Strangely enough, for all its talk about the future, the Random House/Penguin merger is a gamble that traditional publishing still has enough editorial and marketing muscle to compete against mere distributors. Executives in the music industry used to hold similar convictions about the future of digital music – until the market proved them wrong. While independent bookstores, and even chain bookstores like Borders, have crumbled, many online companies have prospered. Apple’s iTunes store, which has focused on distribution since its launch in April 2003, has now sold more than 16 billion songs; it also generates about US$1.5 billion each quarter.  The company’s success at marketing digital music began when it reached deals with five major record labels. (It later added more than 2,000 independents to its database.)  It is hard to see how book publishing will avoid a comparable fate.
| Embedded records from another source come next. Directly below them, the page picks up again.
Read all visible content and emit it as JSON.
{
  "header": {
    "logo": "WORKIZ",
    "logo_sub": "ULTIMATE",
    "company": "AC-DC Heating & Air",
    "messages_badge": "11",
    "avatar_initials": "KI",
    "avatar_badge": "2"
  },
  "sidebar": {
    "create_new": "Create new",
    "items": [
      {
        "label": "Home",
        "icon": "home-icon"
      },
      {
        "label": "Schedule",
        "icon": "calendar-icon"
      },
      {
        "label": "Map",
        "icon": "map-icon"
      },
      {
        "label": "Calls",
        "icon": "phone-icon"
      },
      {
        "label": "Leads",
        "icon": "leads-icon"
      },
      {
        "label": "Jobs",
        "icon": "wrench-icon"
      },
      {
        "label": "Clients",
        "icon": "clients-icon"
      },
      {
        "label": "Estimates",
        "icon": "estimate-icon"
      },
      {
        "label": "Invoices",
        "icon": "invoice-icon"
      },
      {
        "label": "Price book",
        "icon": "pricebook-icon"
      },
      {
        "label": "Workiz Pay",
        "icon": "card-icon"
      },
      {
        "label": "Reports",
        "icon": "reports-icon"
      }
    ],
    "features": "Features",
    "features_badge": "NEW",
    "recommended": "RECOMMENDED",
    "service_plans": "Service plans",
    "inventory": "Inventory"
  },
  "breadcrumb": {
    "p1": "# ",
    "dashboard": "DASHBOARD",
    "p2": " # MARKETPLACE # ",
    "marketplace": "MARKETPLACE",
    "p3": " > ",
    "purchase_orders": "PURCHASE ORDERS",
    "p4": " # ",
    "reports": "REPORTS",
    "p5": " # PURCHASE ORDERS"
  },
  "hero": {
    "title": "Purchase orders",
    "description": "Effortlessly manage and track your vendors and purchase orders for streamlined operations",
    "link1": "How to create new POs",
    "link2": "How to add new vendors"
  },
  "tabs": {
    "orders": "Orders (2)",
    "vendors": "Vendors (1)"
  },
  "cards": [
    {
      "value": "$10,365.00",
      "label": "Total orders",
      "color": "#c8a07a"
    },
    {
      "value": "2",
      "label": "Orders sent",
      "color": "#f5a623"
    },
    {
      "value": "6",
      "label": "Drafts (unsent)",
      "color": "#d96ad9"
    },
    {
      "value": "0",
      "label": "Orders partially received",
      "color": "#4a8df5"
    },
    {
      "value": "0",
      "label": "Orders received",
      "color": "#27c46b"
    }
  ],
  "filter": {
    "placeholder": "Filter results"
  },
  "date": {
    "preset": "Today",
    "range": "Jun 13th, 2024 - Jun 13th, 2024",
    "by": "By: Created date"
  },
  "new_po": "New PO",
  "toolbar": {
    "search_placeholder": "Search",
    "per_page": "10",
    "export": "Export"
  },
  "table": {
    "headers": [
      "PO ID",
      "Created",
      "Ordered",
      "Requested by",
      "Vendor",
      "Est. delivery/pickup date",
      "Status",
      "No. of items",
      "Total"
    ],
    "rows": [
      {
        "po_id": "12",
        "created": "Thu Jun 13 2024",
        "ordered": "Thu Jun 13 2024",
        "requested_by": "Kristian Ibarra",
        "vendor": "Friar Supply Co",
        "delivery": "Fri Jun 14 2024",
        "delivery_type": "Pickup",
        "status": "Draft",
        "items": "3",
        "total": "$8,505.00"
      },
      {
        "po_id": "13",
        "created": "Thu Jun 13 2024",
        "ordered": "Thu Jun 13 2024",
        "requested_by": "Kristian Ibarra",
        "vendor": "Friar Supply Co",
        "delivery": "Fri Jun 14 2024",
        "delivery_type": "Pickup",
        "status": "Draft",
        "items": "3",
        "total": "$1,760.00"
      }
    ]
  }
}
In the digital age, however painful it may be for trade publishers to accept, books are not what they used to be. They can now be acquired through the ether of cyberspace, and loaned or pirated in seconds. The book as artifact is a thing of the past. Designs and layouts are far less important when the product is being read on an electronic device, and the authority of the traditional bookstore is at an all-time low. During the last five years, thousands of independent booksellers on both sides of the Atlantic have been driven out of business and a recent survey found that nearly 600 towns in the UK no longer have any bookstores whatsoever. The lower cost of entry into publishing has also lured thousands of new competitors into the marketplace and is steadily pulling readers away from established genres and brands. This unsettling state of affairs is likely to become even more complicated in the near future. Given this context, unless trade publishers can do more than circle their largest wagons, mergers like this will hardly delay the inevitable.